Estimating biomass of chaparral shrublands in Southern California using Landsat NDVI
Charlie Schrader-Patton
USDA Forest Service/RedCastle Resources Inc 
Co-Authors -

Emma C. Underwood
Research Scientist, University of California, Davis
Hugh D. Safford
Regional Ecologist, USDA Forest Service Pacific Southwest Region


The Mediterranean-type climate region of southern California is dominated by chaparral shrublands. Chaparral regulates essential ecosystem functions and provides critical ecosystem services such as water, air quality, recreation, wildlife habitat, biodiversity, and carbon storage. Today, chaparral shrublands are experiencing wildfires with increasing frequency compared to pre-European settlement and dramatic increases in the area burned.

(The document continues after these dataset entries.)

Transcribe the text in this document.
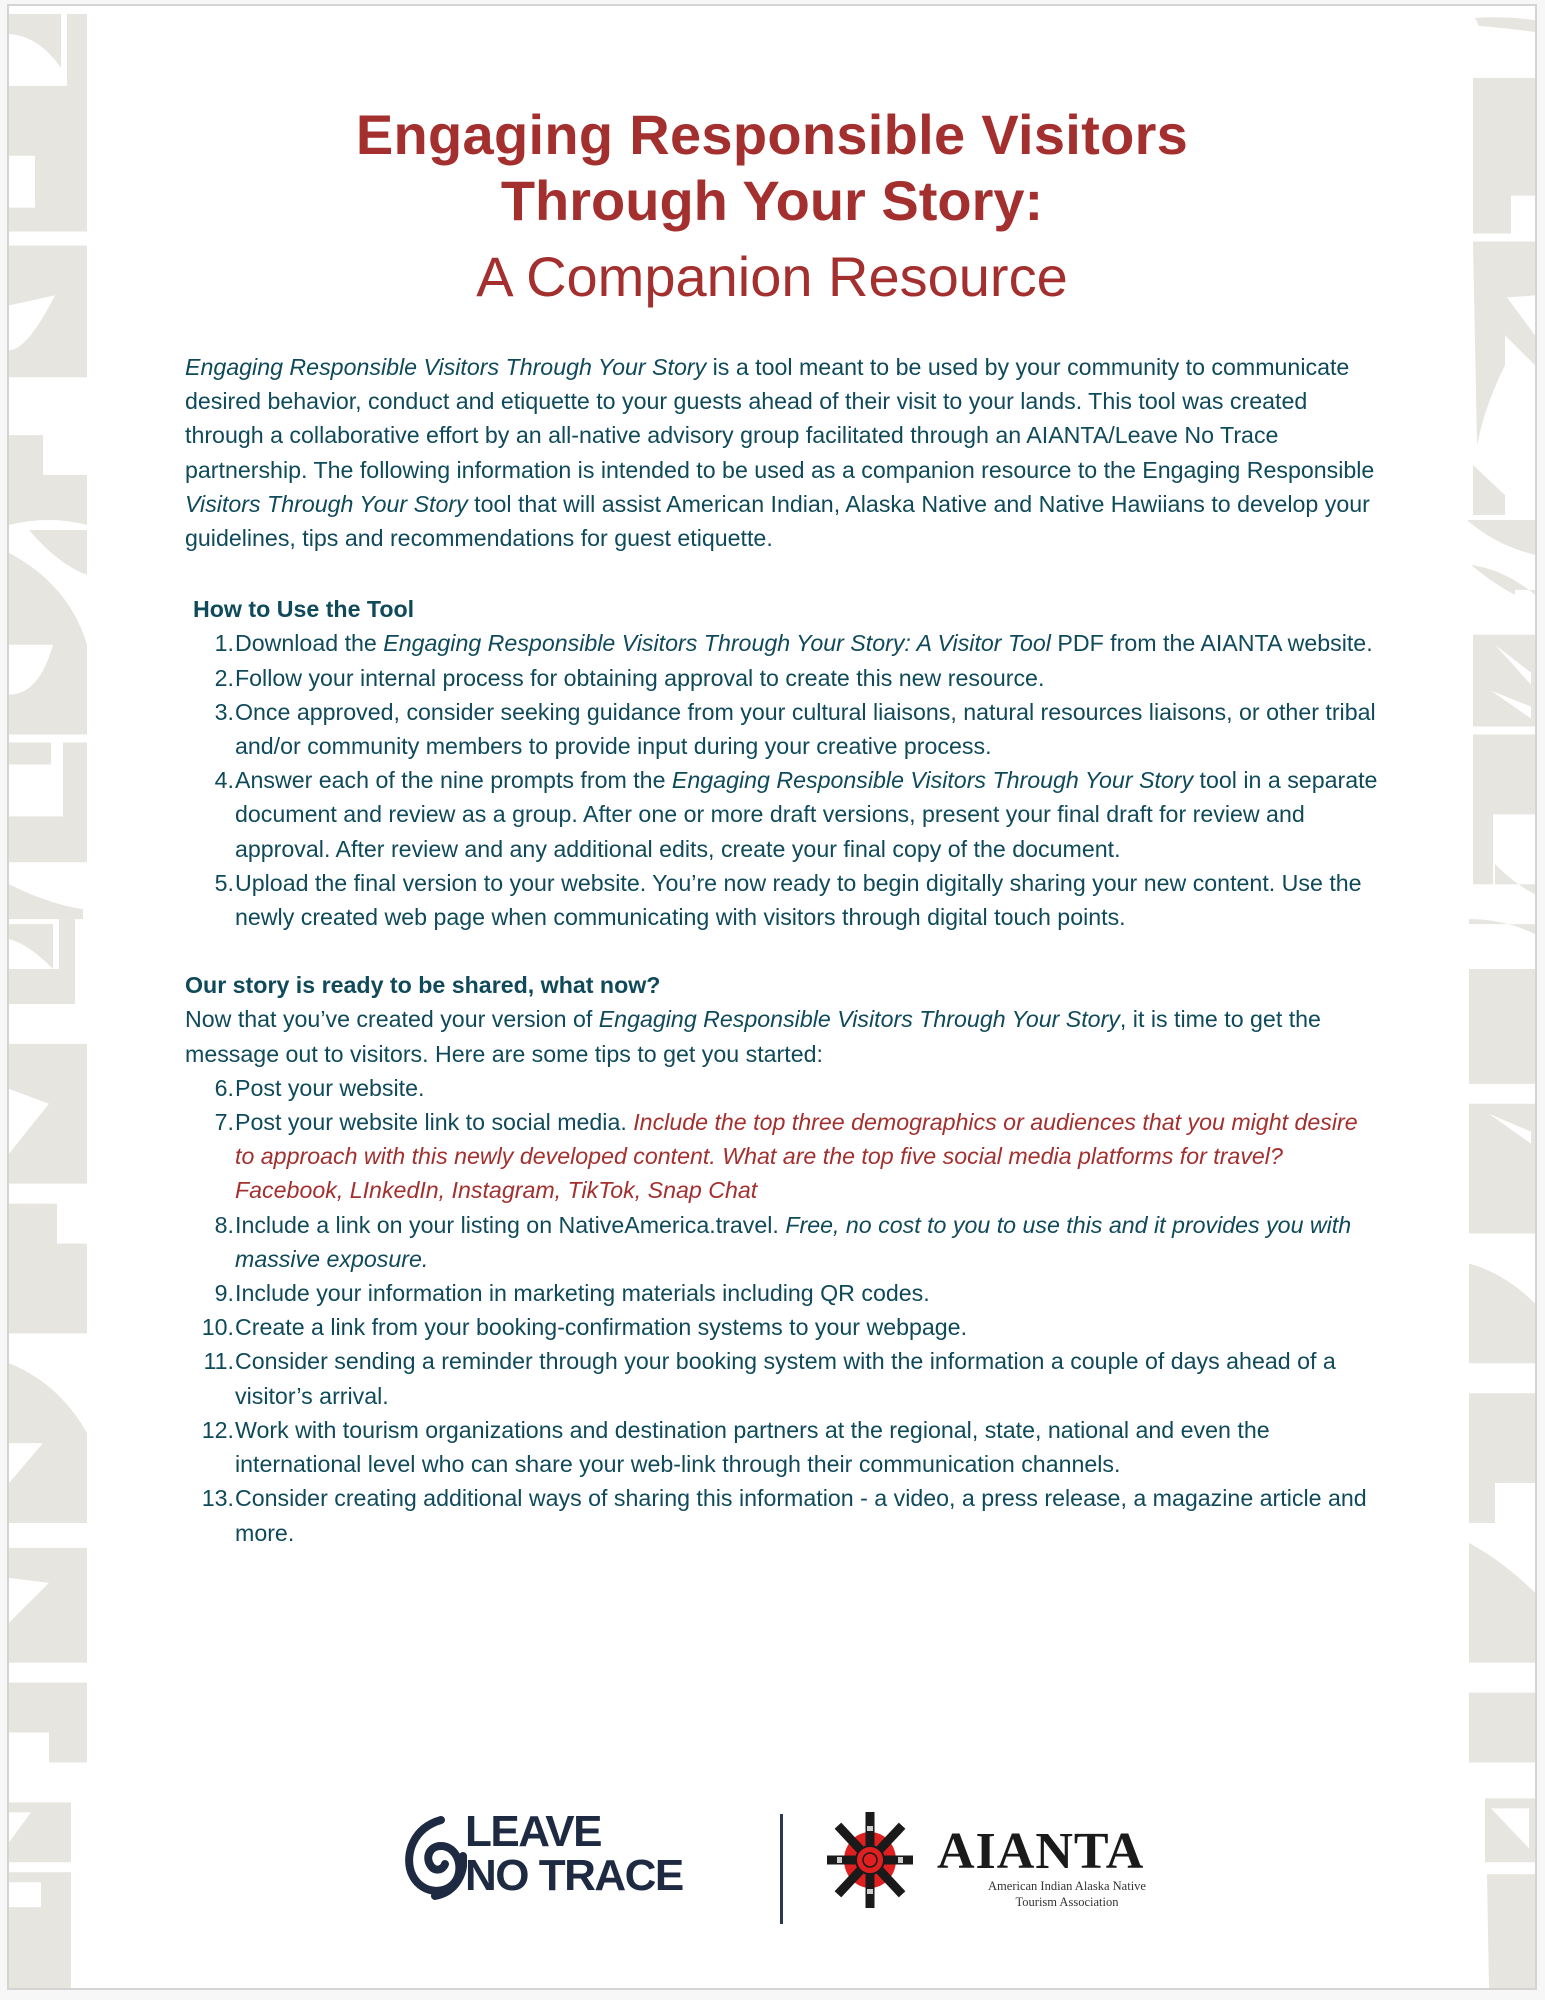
Engaging Responsible Visitors
Through Your Story:
A Companion Resource

Engaging Responsible Visitors Through Your Story is a tool meant to be used by your community to communicate desired behavior, conduct and etiquette to your guests ahead of their visit to your lands. This tool was created through a collaborative effort by an all-native advisory group facilitated through an AIANTA/Leave No Trace partnership. The following information is intended to be used as a companion resource to the Engaging Responsible Visitors Through Your Story tool that will assist American Indian, Alaska Native and Native Hawiians to develop your guidelines, tips and recommendations for guest etiquette.

How to Use the Tool

1. Download the Engaging Responsible Visitors Through Your Story: A Visitor Tool PDF from the AIANTA website.
2. Follow your internal process for obtaining approval to create this new resource.
3. Once approved, consider seeking guidance from your cultural liaisons, natural resources liaisons, or other tribal and/or community members to provide input during your creative process.
4. Answer each of the nine prompts from the Engaging Responsible Visitors Through Your Story tool in a separate document and review as a group. After one or more draft versions, present your final draft for review and approval. After review and any additional edits, create your final copy of the document.
5. Upload the final version to your website. You’re now ready to begin digitally sharing your new content. Use the newly created web page when communicating with visitors through digital touch points.

Our story is ready to be shared, what now?

Now that you’ve created your version of Engaging Responsible Visitors Through Your Story, it is time to get the message out to visitors. Here are some tips to get you started:

6. Post your website.
7. Post your website link to social media. Include the top three demographics or audiences that you might desire to approach with this newly developed content. What are the top five social media platforms for travel? Facebook, LInkedIn, Instagram, TikTok, Snap Chat
8. Include a link on your listing on NativeAmerica.travel. Free, no cost to you to use this and it provides you with massive exposure.
9. Include your information in marketing materials including QR codes.
10. Create a link from your booking-confirmation systems to your webpage.
11. Consider sending a reminder through your booking system with the information a couple of days ahead of a visitor’s arrival.
12. Work with tourism organizations and destination partners at the regional, state, national and even the international level who can share your web-link through their communication channels.
13. Consider creating additional ways of sharing this information - a video, a press release, a magazine article and more.
LEAVE
NO TRACE	AIANTA
American Indian Alaska Native
Tourism Association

The four National Forests in southern California are dominated by chaparral shrubland, and the USDA Forest Service is interested in understanding the impacts of wildfire disturbance on ecosystem services. Essential to this task, is understanding the initial loss and subsequent recovery of aboveground biomass in chaparral owing to wildfire. To address this issue, we developed a method to estimate chaparral biomass using the deep temporal record of Landsat imagery and precipitation as time-dependent predictors. We used Random Forest, an ensemble machine-learning algorithm, to build an aboveground live biomass model using over 700 field plots from several sources. By using Landsat Normalized Differential Vegetation Index (NDVI) images and precipitation raster layers for each year from 2000 to 2018, we are able to track biomass loss and recovery due to wildfire. Our model estimates compare favorably to field collected data on aboveground live biomass, thereby providing an important contribution to understanding how wildfire disturbance affects the ecosystem service of carbon storage in southern California. These methods rely on readily available data (i.e., Landsat) and therefore are applicable to assessing biomass in Mediterranean-type climate shrublands worldwide.